Tuesday, 26 October 2010

Monsters of men: Patrick Ness

I reviewed the first two parts of Patrick Ness's Chaos walking trilogy in the summer when The Ask and the Answer (part 2) was shortlisted for the Carnegie Medal. I've just finished the final part, Monsters of men (as one of the character's says, "War makes monsters of men"). Rereading that earlier post, I was struck by how tense I had found the writing, particularly in the first book, The knife of never letting go. While I was certainly intrigued to find out how Ness would resolve the dangerous situation Todd and Viola found themselves in, I didn't find the conclusion quite as gripping. The war on New World becomes very complicated and a bit confusing, especially when a third force, the Spackle, the planet's indigenous species, also takes up arms. Each battle felt as if it was going to be decisive and then more followed. However, there is a satisfying ending with themes of revenge, forgiveness and redemption and Todd, Viola and the relationship between them are finely drawn - I was reminded of Philip Pullman's Lyra and Will.

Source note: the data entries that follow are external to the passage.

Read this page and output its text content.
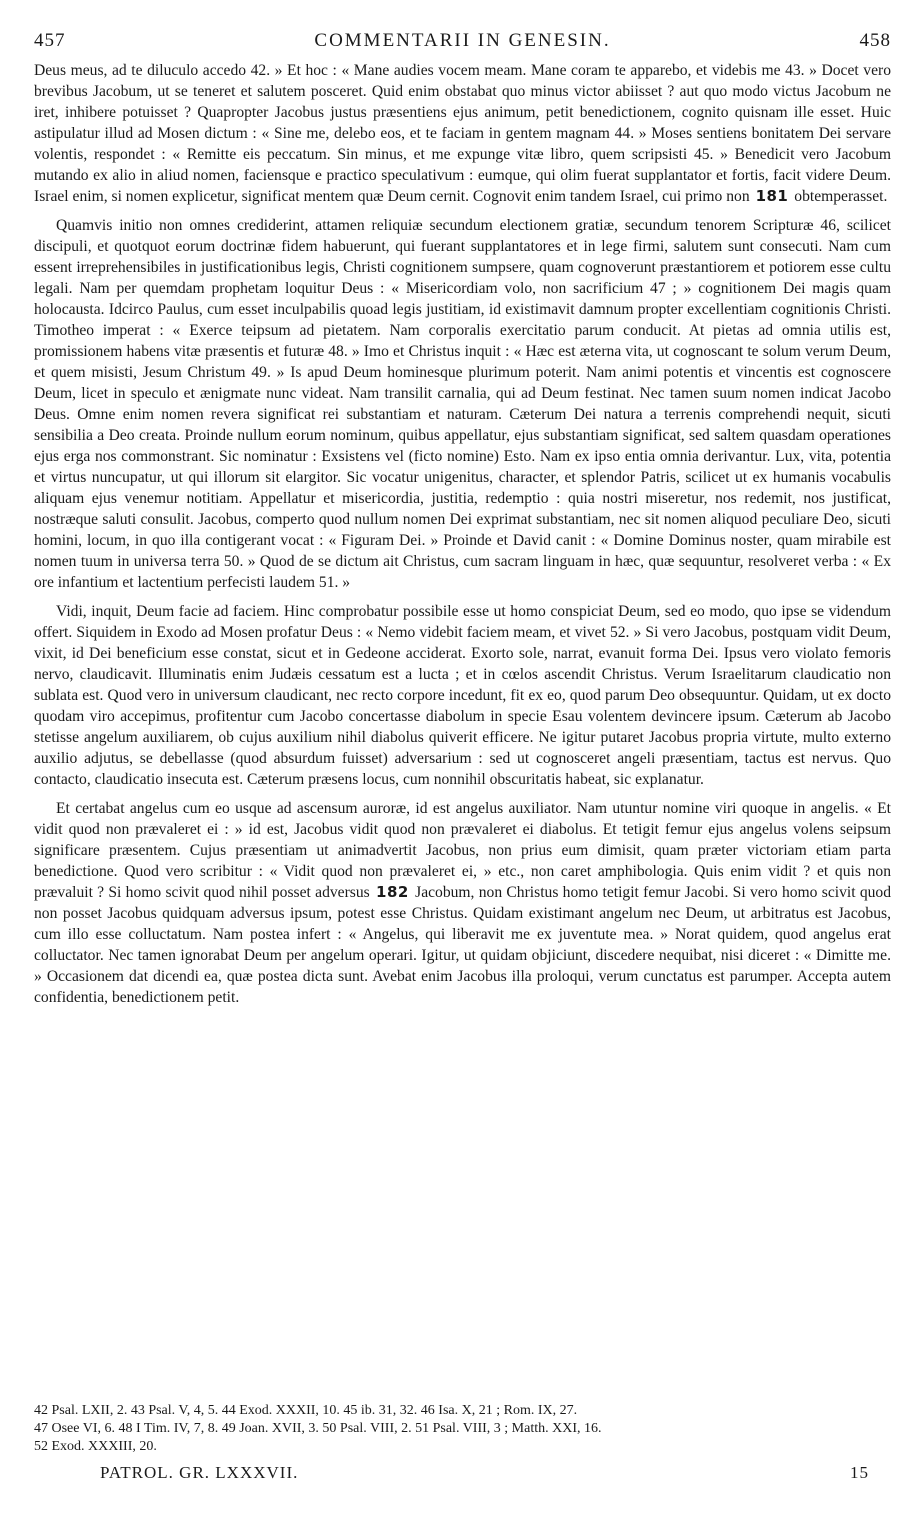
457	COMMENTARII IN GENESIN.	458

Deus meus, ad te diluculo accedo 42. » Et hoc : « Mane audies vocem meam. Mane coram te apparebo, et videbis me 43. » Docet vero brevibus Jacobum, ut se teneret et salutem posceret. Quid enim obstabat quo minus victor abiisset ? aut quo modo victus Jacobum ne iret, inhibere potuisset ? Quapropter Jacobus justus præsentiens ejus animum, petit benedictionem, cognito quisnam ille esset. Huic astipulatur illud ad Mosen dictum : « Sine me, delebo eos, et te faciam in gentem magnam 44. » Moses sentiens bonitatem Dei servare volentis, respondet : « Remitte eis peccatum. Sin minus, et me expunge vitæ libro, quem scripsisti 45. » Benedicit vero Jacobum mutando ex alio in aliud nomen, faciensque e practico speculativum : eumque, qui olim fuerat supplantator et fortis, facit videre Deum. Israel enim, si nomen explicetur, significat mentem quæ Deum cernit. Cognovit enim tandem Israel, cui primo non 181 obtemperasset.

Quamvis initio non omnes crediderint, attamen reliquiæ secundum electionem gratiæ, secundum tenorem Scripturæ 46, scilicet discipuli, et quotquot eorum doctrinæ fidem habuerunt, qui fuerant supplantatores et in lege firmi, salutem sunt consecuti. Nam cum essent irreprehensibiles in justificationibus legis, Christi cognitionem sumpsere, quam cognoverunt præstantiorem et potiorem esse cultu legali. Nam per quemdam prophetam loquitur Deus : « Misericordiam volo, non sacrificium 47 ; » cognitionem Dei magis quam holocausta. Idcirco Paulus, cum esset inculpabilis quoad legis justitiam, id existimavit damnum propter excellentiam cognitionis Christi. Timotheo imperat : « Exerce teipsum ad pietatem. Nam corporalis exercitatio parum conducit. At pietas ad omnia utilis est, promissionem habens vitæ præsentis et futuræ 48. » Imo et Christus inquit : « Hæc est æterna vita, ut cognoscant te solum verum Deum, et quem misisti, Jesum Christum 49. » Is apud Deum hominesque plurimum poterit. Nam animi potentis et vincentis est cognoscere Deum, licet in speculo et ænigmate nunc videat. Nam transilit carnalia, qui ad Deum festinat. Nec tamen suum nomen indicat Jacobo Deus. Omne enim nomen revera significat rei substantiam et naturam. Cæterum Dei natura a terrenis comprehendi nequit, sicuti sensibilia a Deo creata. Proinde nullum eorum nominum, quibus appellatur, ejus substantiam significat, sed saltem quasdam operationes ejus erga nos commonstrant. Sic nominatur : Exsistens vel (ficto nomine) Esto. Nam ex ipso entia omnia derivantur. Lux, vita, potentia et virtus nuncupatur, ut qui illorum sit elargitor. Sic vocatur unigenitus, character, et splendor Patris, scilicet ut ex humanis vocabulis aliquam ejus venemur notitiam. Appellatur et misericordia, justitia, redemptio : quia nostri miseretur, nos redemit, nos justificat, nostræque saluti consulit. Jacobus, comperto quod nullum nomen Dei exprimat substantiam, nec sit nomen aliquod peculiare Deo, sicuti homini, locum, in quo illa contigerant vocat : « Figuram Dei. » Proinde et David canit : « Domine Dominus noster, quam mirabile est nomen tuum in universa terra 50. » Quod de se dictum ait Christus, cum sacram linguam in hæc, quæ sequuntur, resolveret verba : « Ex ore infantium et lactentium perfecisti laudem 51. »

Vidi, inquit, Deum facie ad faciem. Hinc comprobatur possibile esse ut homo conspiciat Deum, sed eo modo, quo ipse se videndum offert. Siquidem in Exodo ad Mosen profatur Deus : « Nemo videbit faciem meam, et vivet 52. » Si vero Jacobus, postquam vidit Deum, vixit, id Dei beneficium esse constat, sicut et in Gedeone acciderat. Exorto sole, narrat, evanuit forma Dei. Ipsus vero violato femoris nervo, claudicavit. Illuminatis enim Judæis cessatum est a lucta ; et in cœlos ascendit Christus. Verum Israelitarum claudicatio non sublata est. Quod vero in universum claudicant, nec recto corpore incedunt, fit ex eo, quod parum Deo obsequuntur. Quidam, ut ex docto quodam viro accepimus, profitentur cum Jacobo concertasse diabolum in specie Esau volentem devincere ipsum. Cæterum ab Jacobo stetisse angelum auxiliarem, ob cujus auxilium nihil diabolus quiverit efficere. Ne igitur putaret Jacobus propria virtute, multo externo auxilio adjutus, se debellasse (quod absurdum fuisset) adversarium : sed ut cognosceret angeli præsentiam, tactus est nervus. Quo contacto, claudicatio insecuta est. Cæterum præsens locus, cum nonnihil obscuritatis habeat, sic explanatur.

Et certabat angelus cum eo usque ad ascensum auroræ, id est angelus auxiliator. Nam utuntur nomine viri quoque in angelis. « Et vidit quod non prævaleret ei : » id est, Jacobus vidit quod non prævaleret ei diabolus. Et tetigit femur ejus angelus volens seipsum significare præsentem. Cujus præsentiam ut animadvertit Jacobus, non prius eum dimisit, quam præter victoriam etiam parta benedictione. Quod vero scribitur : « Vidit quod non prævaleret ei, » etc., non caret amphibologia. Quis enim vidit ? et quis non prævaluit ? Si homo scivit quod nihil posset adversus 182 Jacobum, non Christus homo tetigit femur Jacobi. Si vero homo scivit quod non posset Jacobus quidquam adversus ipsum, potest esse Christus. Quidam existimant angelum nec Deum, ut arbitratus est Jacobus, cum illo esse colluctatum. Nam postea infert : « Angelus, qui liberavit me ex juventute mea. » Norat quidem, quod angelus erat colluctator. Nec tamen ignorabat Deum per angelum operari. Igitur, ut quidam objiciunt, discedere nequibat, nisi diceret : « Dimitte me. » Occasionem dat dicendi ea, quæ postea dicta sunt. Avebat enim Jacobus illa proloqui, verum cunctatus est parumper. Accepta autem confidentia, benedictionem petit.

42 Psal. LXII, 2. 43 Psal. V, 4, 5. 44 Exod. XXXII, 10. 45 ib. 31, 32. 46 Isa. X, 21 ; Rom. IX, 27.
47 Osee VI, 6. 48 I Tim. IV, 7, 8. 49 Joan. XVII, 3. 50 Psal. VIII, 2. 51 Psal. VIII, 3 ; Matth. XXI, 16.
52 Exod. XXXIII, 20.
PATROL. GR. LXXXVII.	15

Overall, I would heartily recommend this trilogy for avid readers of 12+.

PS - click here for an online short story prequel to the trilogy, telling how Viola arrived on New World (via Booktrust).


  1. It is less tense, isn't it.

    In fact, I must confess that after reading a chapter or two, I found that "Monsters of Men" didn't 'grab me' and I put it back onto the To-be-Read stack.

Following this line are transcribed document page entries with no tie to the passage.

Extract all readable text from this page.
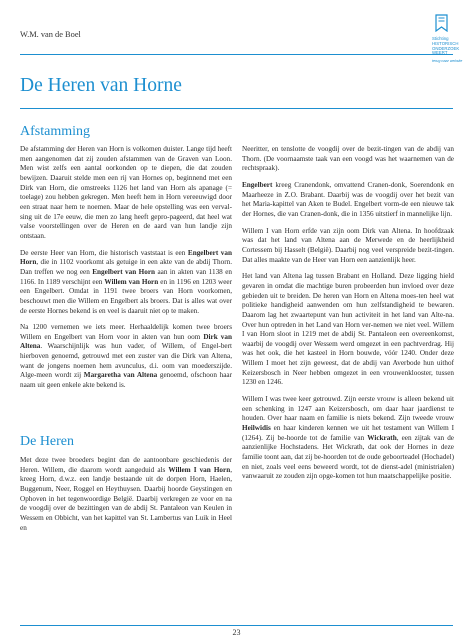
W.M. van de Boel	Stichting HISTORISCH ONDERZOEK WEERT
terug naar website
De Heren van Horne
Afstamming

De afstamming der Heren van Horn is volkomen duister. Lange tijd heeft men aangenomen dat zij zouden afstammen van de Graven van Loon. Men wist zelfs een aantal oorkonden op te diepen, die dat zouden bewijzen. Daaruit stelde men een rij van Hornes op, beginnend met een Dirk van Horn, die omstreeks 1126 het land van Horn als apanage (= toelage) zou hebben gekregen. Men heeft hem in Horn vereeuwigd door een straat naar hem te noemen. Maar de hele opstelling was een verval-sing uit de 17e eeuw, die men zo lang heeft gepro-pageerd, dat heel wat valse voorstellingen over de Heren en de aard van hun landje zijn ontstaan.

De eerste Heer van Horn, die historisch vaststaat is een Engelbert van Horn, die in 1102 voorkomt als getuige in een akte van de abdij Thorn. Dan treffen we nog een Engelbert van Horn aan in akten van 1138 en 1166. In 1189 verschijnt een Willem van Horn en in 1196 en 1203 weer een Engelbert. Omdat in 1191 twee broers van Horn voorkomen, beschouwt men die Willem en Engelbert als broers. Dat is alles wat over de eerste Hornes bekend is en veel is daaruit niet op te maken.

Na 1200 vernemen we iets meer. Herhaaldelijk komen twee broers Willem en Engelbert van Horn voor in akten van hun oom Dirk van Altena. Waarschijnlijk was hun vader, of Willem, of Engel-bert hierboven genoemd, getrouwd met een zuster van die Dirk van Altena, want de jongens noemen hem avunculus, d.i. oom van moederszijde. Alge-meen wordt zij Margaretha van Altena genoemd, ofschoon haar naam uit geen enkele akte bekend is.

De Heren

Met deze twee broeders begint dan de aantoonbare geschiedenis der Heren. Willem, die daarom wordt aangeduid als Willem I van Horn, kreeg Horn, d.w.z. een landje bestaande uit de dorpen Horn, Haelen, Buggenum, Neer, Roggel en Heythuysen. Daarbij hoorde Geystingen en Ophoven in het tegenwoordige België. Daarbij verkregen ze voor en na de voogdij over de bezittingen van de abdij St. Pantaleon van Keulen in Wessem en Obbicht, van het kapittel van St. Lambertus van Luik in Heel en

Neeritter, en tenslotte de voogdij over de bezit-tingen van de abdij van Thorn. (De voornaamste taak van een voogd was het waarnemen van de rechtspraak).

Engelbert kreeg Cranendonk, omvattend Cranen-donk, Soerendonk en Maarheeze in Z.O. Brabant. Daarbij was de voogdij over het bezit van het Maria-kapittel van Aken te Budel. Engelbert vorm-de een nieuwe tak der Hornes, die van Cranen-donk, die in 1356 uitstierf in mannelijke lijn.

Willem I van Horn erfde van zijn oom Dirk van Altena. In hoofdzaak was dat het land van Altena aan de Merwede en de heerlijkheid Cortessem bij Hasselt (België). Daarbij nog veel verspreide bezit-tingen. Dat alles maakte van de Heer van Horn een aanzienlijk heer.

Het land van Altena lag tussen Brabant en Holland. Deze ligging hield gevaren in omdat die machtige buren probeerden hun invloed over deze gebieden uit te breiden. De heren van Horn en Altena moes-ten heel wat politieke handigheid aanwenden om hun zelfstandigheid te bewaren. Daarom lag het zwaartepunt van hun activiteit in het land van Alte-na. Over hun optreden in het Land van Horn ver-nemen we niet veel. Willem I van Horn sloot in 1219 met de abdij St. Pantaleon een overeenkomst, waarbij de voogdij over Wessem werd omgezet in een pachtverdrag. Hij was het ook, die het kasteel in Horn bouwde, vóór 1240. Onder deze Willem I moet het zijn geweest, dat de abdij van Averbode hun uithof Keizersbosch in Neer hebben omgezet in een vrouwenklooster, tussen 1230 en 1246.

Willem I was twee keer getrouwd. Zijn eerste vrouw is alleen bekend uit een schenking in 1247 aan Keizersbosch, om daar haar jaardienst te houden. Over haar naam en familie is niets bekend. Zijn tweede vrouw Heilwidis en haar kinderen kennen we uit het testament van Willem I (1264). Zij be-hoorde tot de familie van Wickrath, een zijtak van de aanzienlijke Hochstadens. Het Wickrath, dat ook der Hornes in deze familie toont aan, dat zij be-hoorden tot de oude geboorteadel (Hochadel) en niet, zoals veel eens beweerd wordt, tot de dienst-adel (ministrialen) vanwaaruit ze zouden zijn opge-komen tot hun maatschappelijke positie.

23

    I'll wait a bit longer though and try again. Thanks for great review.

  2. Thanks for the comment - maybe it was just an idea stretched too far.

  3. I was actually turned off by the introduction of the 3rd POV. I can see the need for, the way the story was going, but wasn't in the mood for it. (At least at this time :)

  4. i have chance reading of only few pages from part iii . while the language still haunts me as somber, its epic war politics reminds me many a scene from Mahabharata.